¹ Here, I didn't hold back my immediate response and said: "I'm in love with my bike!"

Sunday, May 08, 2011

burning rubber

I completed the five-borough bike tour on Sunday, May 1. Bitchcakes and I finished the route in almost exactly four hours, which is pretty good time for ~40 miles with two rests and a few bottlenecks. We biked on roads that are usually off limits to cyclists, like the FDR Drive and Verrazano Bridge, and couldn’t have asked for better weather! The toughest parts were over the Gowanus on the BQE (the elevation is killer) and along Shore Parkway (regardless of the flat terrain we were biking, as Bob Seger would say, against the wind).

I want to give a big THANK YOU to Bitchcakes for allowing me to accompany her during the ride. She prefers riding alone, and originally I was only heading to the start with her (over the Brooklyn Bridge around 5:30am -- the only time it's not flooded with people!), but we made a good team, I think. When my bags fell off my new rack in Astoria, I expected her to zoom out of sight, but she was kind enough to wait. She also took this triumphant photo of me at the end:


It's surprising how great this achievement makes me feel, and it makes me sad that I wasn't able to feel as incredible after last year's 55-mile Century Tour. I was arguably in better shape last year, but that tour took its toll. This year, however, I was all smiles and celebration, kvelling to anyone who'd listen.

And, because I'm insane, I biked to Punk Rope at the 14th Street Y the following day, leaving around 10:30 after two happy-hour beers. I survived the round trip in one piece!

After taking my mom to the much talked-about M. Wells in LIC for Mother's Day, I did something I never thought I'd do: I ran an errand in Manhattan on my bike, taking the Williamsburg Bridge to Housingworks Bookstore Cafe. It's so invigorating, and I wish I had the opportunity to ride every day.

Friday, April 22, 2011

day 16: a song that you used to love but now hate



The Police is one of those bands that I should listen to more often, but I'm familiar only with its singles. If I never hear "Every Breath You Take" again, though, I'm fine with it.

Thursday, April 21, 2011

day 15: a song that describes you



Thank Jeebus for Ashley who introduced me to Jamie Cullum in 2004 after we graduated high school. His Twentysomething album remains a favorite after all these years, and I look forward to every concert of his: he's a wee man who can scat and play the piano with his ass. His covers always impressed me too. He has the gall to replace the Jimi Hendrix's guitar with horns in "Wind Cries Mary" and sings with as much soul as Jimi does.

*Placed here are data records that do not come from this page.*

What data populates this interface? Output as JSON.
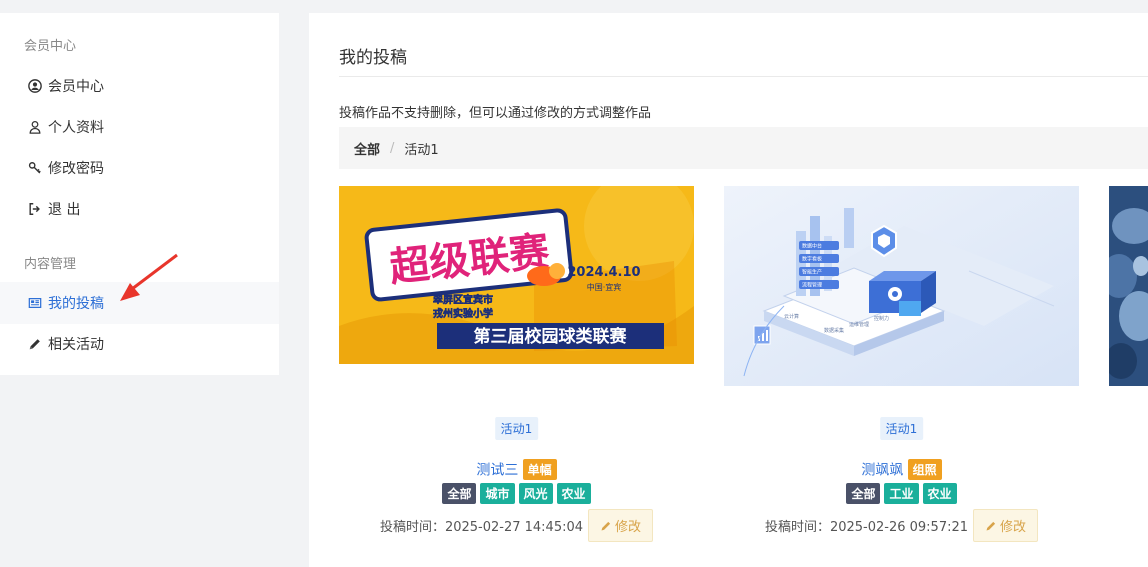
{
  "sidebar": {
    "section_member": "会员中心",
    "section_content": "内容管理",
    "items": [
      {
        "label": "会员中心",
        "icon": "user-circle-icon"
      },
      {
        "label": "个人资料",
        "icon": "user-icon"
      },
      {
        "label": "修改密码",
        "icon": "key-icon"
      },
      {
        "label": "退 出",
        "icon": "sign-out-icon"
      },
      {
        "label": "我的投稿",
        "icon": "newspaper-icon",
        "active": true
      },
      {
        "label": "相关活动",
        "icon": "pencil-icon"
      }
    ]
  },
  "main": {
    "title": "我的投稿",
    "notice": "投稿作品不支持删除，但可以通过修改的方式调整作品",
    "breadcrumb": {
      "all": "全部",
      "separator": "/",
      "current": "活动1"
    }
  },
  "banner": {
    "headline": "超级联赛",
    "date": "2024.4.10",
    "place": "中国·宜宾",
    "org_line1": "翠屏区宜宾市",
    "org_line2": "戎州实验小学",
    "event": "第三届校园球类联赛"
  },
  "iso_illustration": {
    "labels": [
      "数据中台",
      "数字看板",
      "智能生产",
      "流程管理",
      "数据采集",
      "运维管理",
      "控制力",
      "云计算"
    ]
  },
  "cards": [
    {
      "activity": "活动1",
      "name": "测试三",
      "type_badge": "单幅",
      "categories": [
        "全部",
        "城市",
        "风光",
        "农业"
      ],
      "time": "投稿时间：2025-02-27 14:45:04",
      "edit_label": "修改"
    },
    {
      "activity": "活动1",
      "name": "测飒飒",
      "type_badge": "组照",
      "categories": [
        "全部",
        "工业",
        "农业"
      ],
      "time": "投稿时间：2025-02-26 09:57:21",
      "edit_label": "修改"
    }
  ],
  "colors": {
    "accent": "#2d6fd6",
    "badge_orange": "#f0a020",
    "badge_dark": "#4a5168",
    "badge_teal": "#1aaf9b",
    "arrow": "#e8352b"
  }
}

Both Ashley and I think his performance of this song was the first instance of an audience rushing the stage at Carnegie Hall.

Sorry I spoke about "Wind Cries Mary" rather than "Twentysomething," but the latter speaks for itself in today's category.

Wednesday, April 20, 2011

day 14: a song that no one would expect you to love



George Michael's "Freedom '90" can easily be a song I can dance to -- I'm chair dancing to it as I type -- or one that's a guilty pleasure, but it's more accurately one that I can't believe I love because it's so cliché and sung by a pop singer responsible for one of the worst hits ever. Sometimes you just have to dance around in your apartment and belt this one out like a supermodel.